As is typical for any rated commercial paper structure, a liquidity line and credit facility is extended to each commercial paper conduit to deal with periods when commercial paper buyers are unwilling to roll over their paper and sufficient new buyers are not available to provide further funding to the conduits and Thor. In such cases the liquidity line can be drawn to make up for the missing funding and passed through the conduit to Thor.

The servicer

Thor is an SPV and thus lacks the management or employees to properly service the assets it has purchased. Accordingly, DEWA entered into a servicing agreement, simultaneously with entering into the RPA, whereby DEWA agreed to maintain the servicing of, and collection on, the relevant flagged customer accounts. In this way, the customer relationship remains between DEWA and its customers while allowing for the sale of assets to Thor.

At the time of the first issue of notes by Thor, DEWA was not a rated entity. Given the rating agencies' usual concerns about the credit strength of an unrated entity that is providing servicing (which is critical to ensure the repayment of the notes), the rating agencies required some form of performance guarantee by a credit that was of higher financial strength than DEWA. This is supplied under a performance guarantee provided by the Government of Dubai to back certain of DEWA's obligations.

Conclusion

At the time of writing, the international credit markets are going through the most turbulent period of events in the last 60 years.
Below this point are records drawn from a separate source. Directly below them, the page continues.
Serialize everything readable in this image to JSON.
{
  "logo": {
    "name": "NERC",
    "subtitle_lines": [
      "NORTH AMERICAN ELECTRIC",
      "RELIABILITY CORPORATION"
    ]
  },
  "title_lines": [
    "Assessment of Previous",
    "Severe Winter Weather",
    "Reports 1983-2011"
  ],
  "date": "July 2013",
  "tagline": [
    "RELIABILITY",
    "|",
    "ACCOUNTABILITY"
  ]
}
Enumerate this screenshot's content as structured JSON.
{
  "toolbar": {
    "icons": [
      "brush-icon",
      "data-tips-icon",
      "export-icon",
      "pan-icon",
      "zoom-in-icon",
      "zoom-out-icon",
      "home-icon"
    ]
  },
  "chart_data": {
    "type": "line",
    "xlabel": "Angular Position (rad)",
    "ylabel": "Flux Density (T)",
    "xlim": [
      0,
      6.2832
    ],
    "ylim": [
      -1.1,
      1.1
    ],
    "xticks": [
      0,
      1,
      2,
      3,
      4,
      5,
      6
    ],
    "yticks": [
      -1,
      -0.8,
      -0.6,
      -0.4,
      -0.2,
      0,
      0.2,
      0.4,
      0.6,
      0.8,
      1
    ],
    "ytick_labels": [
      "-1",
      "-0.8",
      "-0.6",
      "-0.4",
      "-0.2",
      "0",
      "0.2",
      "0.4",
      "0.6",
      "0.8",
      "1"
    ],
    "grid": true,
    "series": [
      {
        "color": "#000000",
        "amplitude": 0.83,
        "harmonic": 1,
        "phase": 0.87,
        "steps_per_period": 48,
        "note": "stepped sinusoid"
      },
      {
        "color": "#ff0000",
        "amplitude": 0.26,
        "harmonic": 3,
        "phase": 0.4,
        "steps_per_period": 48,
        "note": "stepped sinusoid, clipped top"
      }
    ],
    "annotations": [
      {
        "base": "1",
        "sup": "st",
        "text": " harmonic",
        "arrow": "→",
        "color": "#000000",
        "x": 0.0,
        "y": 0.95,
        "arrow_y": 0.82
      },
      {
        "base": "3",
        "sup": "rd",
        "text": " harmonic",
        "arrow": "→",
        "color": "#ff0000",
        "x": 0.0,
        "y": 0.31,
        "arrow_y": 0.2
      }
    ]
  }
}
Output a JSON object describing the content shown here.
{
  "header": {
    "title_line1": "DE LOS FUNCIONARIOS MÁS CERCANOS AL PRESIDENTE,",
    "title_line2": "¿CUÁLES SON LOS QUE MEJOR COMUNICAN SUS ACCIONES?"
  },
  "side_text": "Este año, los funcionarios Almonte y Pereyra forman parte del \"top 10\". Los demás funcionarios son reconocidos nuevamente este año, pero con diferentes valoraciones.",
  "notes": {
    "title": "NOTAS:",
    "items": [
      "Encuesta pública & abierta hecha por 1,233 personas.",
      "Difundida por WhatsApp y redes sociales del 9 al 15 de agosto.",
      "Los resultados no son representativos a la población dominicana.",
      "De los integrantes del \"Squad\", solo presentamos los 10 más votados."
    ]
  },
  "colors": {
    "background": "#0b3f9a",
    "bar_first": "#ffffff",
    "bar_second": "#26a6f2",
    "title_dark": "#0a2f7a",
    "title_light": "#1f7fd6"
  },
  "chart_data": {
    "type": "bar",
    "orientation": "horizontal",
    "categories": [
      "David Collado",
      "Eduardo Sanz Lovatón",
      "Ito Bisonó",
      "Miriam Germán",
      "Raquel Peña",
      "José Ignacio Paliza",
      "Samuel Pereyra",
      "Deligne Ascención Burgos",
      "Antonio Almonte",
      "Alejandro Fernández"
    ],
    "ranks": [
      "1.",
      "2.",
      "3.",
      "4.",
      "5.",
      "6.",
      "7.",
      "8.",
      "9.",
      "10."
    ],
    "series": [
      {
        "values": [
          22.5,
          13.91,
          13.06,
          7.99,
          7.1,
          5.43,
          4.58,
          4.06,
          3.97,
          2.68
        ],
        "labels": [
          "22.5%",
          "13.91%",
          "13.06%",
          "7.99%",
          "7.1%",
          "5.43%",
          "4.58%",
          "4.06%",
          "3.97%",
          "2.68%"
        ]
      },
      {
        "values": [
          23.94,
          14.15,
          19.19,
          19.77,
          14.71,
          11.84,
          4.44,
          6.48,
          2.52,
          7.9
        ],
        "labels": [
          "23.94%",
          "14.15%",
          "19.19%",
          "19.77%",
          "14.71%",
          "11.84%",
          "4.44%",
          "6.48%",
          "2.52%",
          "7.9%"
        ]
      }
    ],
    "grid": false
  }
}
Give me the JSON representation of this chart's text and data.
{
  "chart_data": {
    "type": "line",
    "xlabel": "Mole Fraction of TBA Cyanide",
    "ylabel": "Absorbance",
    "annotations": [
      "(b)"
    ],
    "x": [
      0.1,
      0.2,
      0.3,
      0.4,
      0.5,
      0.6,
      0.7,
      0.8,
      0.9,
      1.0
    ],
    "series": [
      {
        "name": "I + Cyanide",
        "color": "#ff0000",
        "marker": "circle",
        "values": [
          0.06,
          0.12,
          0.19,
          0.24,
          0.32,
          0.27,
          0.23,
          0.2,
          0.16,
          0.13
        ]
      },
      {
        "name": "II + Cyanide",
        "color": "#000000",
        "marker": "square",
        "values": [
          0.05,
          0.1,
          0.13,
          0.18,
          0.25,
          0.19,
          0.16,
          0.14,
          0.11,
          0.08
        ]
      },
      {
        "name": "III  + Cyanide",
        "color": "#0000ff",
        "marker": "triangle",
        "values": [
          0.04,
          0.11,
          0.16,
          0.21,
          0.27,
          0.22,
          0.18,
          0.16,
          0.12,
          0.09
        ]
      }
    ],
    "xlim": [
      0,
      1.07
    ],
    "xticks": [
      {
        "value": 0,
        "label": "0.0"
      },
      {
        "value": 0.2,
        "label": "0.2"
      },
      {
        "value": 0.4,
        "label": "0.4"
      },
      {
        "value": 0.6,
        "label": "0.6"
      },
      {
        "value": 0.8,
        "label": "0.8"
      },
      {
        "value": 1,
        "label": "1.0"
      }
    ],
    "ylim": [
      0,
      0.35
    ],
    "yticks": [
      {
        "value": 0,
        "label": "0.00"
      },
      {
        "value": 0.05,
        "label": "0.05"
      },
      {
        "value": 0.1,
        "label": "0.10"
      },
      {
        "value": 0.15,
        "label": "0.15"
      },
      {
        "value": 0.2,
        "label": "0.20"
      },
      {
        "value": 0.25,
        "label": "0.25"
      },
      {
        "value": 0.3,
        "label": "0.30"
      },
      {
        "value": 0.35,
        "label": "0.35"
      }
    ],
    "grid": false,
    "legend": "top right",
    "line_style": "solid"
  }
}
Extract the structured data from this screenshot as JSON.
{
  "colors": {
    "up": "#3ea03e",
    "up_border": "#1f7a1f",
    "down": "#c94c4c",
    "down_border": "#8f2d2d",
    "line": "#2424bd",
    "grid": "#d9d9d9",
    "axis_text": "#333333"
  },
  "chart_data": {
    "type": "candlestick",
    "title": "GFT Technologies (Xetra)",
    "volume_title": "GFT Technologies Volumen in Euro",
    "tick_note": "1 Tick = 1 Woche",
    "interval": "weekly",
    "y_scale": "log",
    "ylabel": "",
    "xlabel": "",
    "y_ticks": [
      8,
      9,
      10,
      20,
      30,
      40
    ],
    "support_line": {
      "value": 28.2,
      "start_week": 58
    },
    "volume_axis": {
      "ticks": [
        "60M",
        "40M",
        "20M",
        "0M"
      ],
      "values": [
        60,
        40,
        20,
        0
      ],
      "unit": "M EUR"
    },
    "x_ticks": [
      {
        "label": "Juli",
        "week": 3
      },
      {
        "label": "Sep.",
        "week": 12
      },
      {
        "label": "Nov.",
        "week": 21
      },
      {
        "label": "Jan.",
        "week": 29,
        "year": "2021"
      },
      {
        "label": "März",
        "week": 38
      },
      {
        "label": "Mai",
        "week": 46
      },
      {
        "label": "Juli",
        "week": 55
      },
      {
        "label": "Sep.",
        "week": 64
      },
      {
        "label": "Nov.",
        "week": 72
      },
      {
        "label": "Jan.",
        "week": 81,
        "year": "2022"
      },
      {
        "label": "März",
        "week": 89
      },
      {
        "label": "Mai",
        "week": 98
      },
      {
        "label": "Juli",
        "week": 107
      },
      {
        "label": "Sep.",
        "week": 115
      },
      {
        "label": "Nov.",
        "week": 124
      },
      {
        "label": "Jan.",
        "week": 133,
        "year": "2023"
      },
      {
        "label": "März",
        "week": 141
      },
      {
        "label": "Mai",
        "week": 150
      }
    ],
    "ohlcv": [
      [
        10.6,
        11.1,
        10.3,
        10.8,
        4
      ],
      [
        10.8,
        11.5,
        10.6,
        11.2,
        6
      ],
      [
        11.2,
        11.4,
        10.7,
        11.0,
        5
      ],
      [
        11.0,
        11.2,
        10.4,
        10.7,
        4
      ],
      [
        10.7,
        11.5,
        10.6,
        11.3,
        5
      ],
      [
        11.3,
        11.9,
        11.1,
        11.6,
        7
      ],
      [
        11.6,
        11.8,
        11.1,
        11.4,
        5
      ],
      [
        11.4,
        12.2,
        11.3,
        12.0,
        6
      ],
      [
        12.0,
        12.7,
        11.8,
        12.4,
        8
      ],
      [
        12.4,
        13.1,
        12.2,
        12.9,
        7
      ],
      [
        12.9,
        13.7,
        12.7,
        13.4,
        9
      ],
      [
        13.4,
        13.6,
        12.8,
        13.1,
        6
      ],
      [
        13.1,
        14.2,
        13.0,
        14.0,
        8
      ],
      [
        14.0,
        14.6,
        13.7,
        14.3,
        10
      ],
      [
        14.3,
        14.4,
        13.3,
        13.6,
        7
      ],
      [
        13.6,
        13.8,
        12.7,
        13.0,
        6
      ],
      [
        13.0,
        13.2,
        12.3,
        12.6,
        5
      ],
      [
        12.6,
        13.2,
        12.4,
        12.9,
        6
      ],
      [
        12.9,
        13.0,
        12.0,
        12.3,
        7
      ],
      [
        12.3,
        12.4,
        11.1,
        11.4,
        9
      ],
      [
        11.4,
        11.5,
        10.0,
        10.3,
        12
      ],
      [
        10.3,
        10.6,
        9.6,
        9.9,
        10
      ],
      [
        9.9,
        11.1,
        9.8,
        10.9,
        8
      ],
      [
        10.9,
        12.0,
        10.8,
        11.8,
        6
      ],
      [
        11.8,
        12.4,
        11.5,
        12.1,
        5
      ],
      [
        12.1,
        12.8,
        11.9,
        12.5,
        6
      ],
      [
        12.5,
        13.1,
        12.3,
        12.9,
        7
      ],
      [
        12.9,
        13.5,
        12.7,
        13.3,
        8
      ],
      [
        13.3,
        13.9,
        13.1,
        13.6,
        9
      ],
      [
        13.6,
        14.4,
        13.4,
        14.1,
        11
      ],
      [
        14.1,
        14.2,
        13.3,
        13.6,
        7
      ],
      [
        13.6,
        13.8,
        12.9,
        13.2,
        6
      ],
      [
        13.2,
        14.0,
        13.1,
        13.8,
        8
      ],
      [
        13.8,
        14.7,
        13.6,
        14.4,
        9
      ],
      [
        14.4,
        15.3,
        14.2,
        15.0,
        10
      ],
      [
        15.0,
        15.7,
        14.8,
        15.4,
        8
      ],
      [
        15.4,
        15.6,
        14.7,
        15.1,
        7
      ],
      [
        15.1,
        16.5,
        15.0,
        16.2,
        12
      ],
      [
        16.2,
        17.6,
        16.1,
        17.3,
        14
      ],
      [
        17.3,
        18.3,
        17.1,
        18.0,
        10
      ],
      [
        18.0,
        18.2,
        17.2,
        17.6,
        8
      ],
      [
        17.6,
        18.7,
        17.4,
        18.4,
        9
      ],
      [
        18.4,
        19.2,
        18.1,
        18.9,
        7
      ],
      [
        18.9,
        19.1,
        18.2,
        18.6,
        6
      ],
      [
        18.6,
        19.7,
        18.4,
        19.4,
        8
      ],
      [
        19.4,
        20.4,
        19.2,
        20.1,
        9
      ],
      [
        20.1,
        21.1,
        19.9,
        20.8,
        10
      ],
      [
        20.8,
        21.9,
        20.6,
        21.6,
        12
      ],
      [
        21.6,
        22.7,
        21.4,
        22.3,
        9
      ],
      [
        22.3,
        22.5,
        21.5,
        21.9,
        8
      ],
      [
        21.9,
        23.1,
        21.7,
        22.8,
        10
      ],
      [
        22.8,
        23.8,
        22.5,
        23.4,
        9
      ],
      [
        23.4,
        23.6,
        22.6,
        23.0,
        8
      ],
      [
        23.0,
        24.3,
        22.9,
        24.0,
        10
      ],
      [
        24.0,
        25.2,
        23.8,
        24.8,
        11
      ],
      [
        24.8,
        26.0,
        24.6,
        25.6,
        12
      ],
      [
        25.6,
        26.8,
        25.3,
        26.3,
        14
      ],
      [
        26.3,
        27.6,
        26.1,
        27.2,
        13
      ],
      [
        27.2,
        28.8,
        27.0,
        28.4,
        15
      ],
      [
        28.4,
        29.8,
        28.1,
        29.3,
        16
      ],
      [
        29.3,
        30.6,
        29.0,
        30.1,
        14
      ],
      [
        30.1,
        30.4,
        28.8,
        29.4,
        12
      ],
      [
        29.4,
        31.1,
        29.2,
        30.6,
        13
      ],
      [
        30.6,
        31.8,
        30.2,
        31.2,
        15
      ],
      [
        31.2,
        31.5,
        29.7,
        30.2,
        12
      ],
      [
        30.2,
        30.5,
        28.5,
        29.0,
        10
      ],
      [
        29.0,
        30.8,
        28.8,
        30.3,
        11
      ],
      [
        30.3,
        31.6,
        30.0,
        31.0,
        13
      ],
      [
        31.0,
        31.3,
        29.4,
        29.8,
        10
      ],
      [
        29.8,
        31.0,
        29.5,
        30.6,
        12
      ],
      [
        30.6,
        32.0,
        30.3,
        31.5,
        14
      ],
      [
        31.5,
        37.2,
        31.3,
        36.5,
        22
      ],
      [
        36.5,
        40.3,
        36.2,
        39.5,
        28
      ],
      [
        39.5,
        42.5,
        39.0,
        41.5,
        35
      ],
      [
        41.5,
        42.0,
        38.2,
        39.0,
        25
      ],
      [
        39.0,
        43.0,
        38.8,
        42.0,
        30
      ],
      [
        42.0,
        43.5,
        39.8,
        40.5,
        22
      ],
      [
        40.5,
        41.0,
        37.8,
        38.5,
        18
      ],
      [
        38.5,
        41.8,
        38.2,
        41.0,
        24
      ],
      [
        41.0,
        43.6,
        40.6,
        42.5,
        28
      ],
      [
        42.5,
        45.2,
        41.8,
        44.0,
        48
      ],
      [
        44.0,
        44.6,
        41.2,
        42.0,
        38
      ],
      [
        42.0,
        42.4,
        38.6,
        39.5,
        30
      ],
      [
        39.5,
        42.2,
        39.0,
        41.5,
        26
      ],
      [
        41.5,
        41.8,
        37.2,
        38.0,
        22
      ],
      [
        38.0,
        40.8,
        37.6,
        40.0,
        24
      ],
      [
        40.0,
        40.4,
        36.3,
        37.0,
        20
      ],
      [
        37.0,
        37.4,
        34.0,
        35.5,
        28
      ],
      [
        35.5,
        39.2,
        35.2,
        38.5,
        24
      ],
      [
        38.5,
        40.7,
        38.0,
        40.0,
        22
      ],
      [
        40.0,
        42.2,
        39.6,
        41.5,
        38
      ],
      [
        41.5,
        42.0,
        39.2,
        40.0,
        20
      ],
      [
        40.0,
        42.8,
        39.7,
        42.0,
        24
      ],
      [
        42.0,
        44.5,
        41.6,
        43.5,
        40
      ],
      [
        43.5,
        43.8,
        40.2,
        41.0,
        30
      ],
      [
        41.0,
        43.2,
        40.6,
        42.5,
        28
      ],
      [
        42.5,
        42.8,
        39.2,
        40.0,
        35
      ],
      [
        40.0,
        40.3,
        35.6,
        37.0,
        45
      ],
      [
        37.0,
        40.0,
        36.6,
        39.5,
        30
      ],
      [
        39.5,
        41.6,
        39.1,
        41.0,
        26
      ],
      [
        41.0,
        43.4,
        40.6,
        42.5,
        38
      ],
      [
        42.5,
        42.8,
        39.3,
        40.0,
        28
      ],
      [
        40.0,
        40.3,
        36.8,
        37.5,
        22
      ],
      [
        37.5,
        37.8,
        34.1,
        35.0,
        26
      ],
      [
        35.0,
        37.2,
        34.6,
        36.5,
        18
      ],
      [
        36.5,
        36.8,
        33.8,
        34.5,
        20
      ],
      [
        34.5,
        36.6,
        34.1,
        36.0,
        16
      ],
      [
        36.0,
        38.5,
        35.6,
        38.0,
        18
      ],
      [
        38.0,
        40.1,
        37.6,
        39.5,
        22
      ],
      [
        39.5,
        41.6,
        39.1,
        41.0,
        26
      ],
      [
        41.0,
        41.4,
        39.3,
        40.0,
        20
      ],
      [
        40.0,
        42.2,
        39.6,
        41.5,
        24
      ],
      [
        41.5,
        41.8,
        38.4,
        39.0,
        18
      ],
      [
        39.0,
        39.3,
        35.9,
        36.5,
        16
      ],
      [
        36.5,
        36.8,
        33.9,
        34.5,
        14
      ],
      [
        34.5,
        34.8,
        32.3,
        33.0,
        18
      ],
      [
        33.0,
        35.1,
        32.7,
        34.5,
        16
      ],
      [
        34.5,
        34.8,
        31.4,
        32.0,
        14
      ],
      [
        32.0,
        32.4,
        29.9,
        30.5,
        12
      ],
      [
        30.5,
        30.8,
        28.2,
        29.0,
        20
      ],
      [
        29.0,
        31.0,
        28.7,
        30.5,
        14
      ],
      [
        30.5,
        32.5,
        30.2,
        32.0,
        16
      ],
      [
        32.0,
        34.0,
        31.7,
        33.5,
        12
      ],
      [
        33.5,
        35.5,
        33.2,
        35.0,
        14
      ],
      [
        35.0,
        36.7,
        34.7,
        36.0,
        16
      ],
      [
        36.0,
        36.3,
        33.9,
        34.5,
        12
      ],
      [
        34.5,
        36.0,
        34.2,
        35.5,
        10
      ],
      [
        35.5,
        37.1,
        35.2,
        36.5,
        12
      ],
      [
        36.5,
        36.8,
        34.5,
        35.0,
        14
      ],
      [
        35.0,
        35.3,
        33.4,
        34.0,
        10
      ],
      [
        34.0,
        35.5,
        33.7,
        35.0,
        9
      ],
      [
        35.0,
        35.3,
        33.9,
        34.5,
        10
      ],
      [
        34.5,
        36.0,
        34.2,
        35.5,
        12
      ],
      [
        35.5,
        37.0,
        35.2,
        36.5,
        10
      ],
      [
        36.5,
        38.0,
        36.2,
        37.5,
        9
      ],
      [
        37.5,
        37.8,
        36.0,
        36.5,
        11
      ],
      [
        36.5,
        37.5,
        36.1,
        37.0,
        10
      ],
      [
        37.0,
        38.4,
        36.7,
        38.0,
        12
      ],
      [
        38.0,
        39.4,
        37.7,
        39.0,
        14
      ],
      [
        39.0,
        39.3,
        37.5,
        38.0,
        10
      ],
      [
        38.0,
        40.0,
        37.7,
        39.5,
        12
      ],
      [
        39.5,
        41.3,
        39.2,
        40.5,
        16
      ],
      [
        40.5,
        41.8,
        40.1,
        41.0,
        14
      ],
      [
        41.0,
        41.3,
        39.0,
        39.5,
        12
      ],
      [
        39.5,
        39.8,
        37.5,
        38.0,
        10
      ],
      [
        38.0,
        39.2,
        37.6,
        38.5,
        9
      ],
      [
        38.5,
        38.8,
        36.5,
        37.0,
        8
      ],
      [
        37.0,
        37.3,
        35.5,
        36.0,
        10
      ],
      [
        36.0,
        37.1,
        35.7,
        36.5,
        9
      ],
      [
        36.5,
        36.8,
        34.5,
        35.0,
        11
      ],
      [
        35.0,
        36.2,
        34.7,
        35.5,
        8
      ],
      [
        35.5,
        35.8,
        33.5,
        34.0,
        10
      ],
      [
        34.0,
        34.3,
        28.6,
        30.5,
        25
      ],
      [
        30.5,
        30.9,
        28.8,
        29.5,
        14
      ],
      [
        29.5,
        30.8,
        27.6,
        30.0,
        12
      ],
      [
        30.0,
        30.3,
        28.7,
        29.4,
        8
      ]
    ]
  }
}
While the headlines have contained many negative statements about the effect of certain securitisation products and the risks that they have created for investors, it is worthwhile noting that securitisation can also play a very useful role in diversifying the funding platform of a stable entity such as DEWA.

The assets underpinning DEWA's securitisation are far and away of better quality than the toxic assets that have led to so much difficulty in the US. In addition, the core business of DEWA is resilient in that its business lies at the very heart of Dubai's economic engine.

For these reasons and those expressed above, DEWA's funding platform remains one that continues to interest international investors and institutions and lends itself well to a commercial paper asset-backed structure.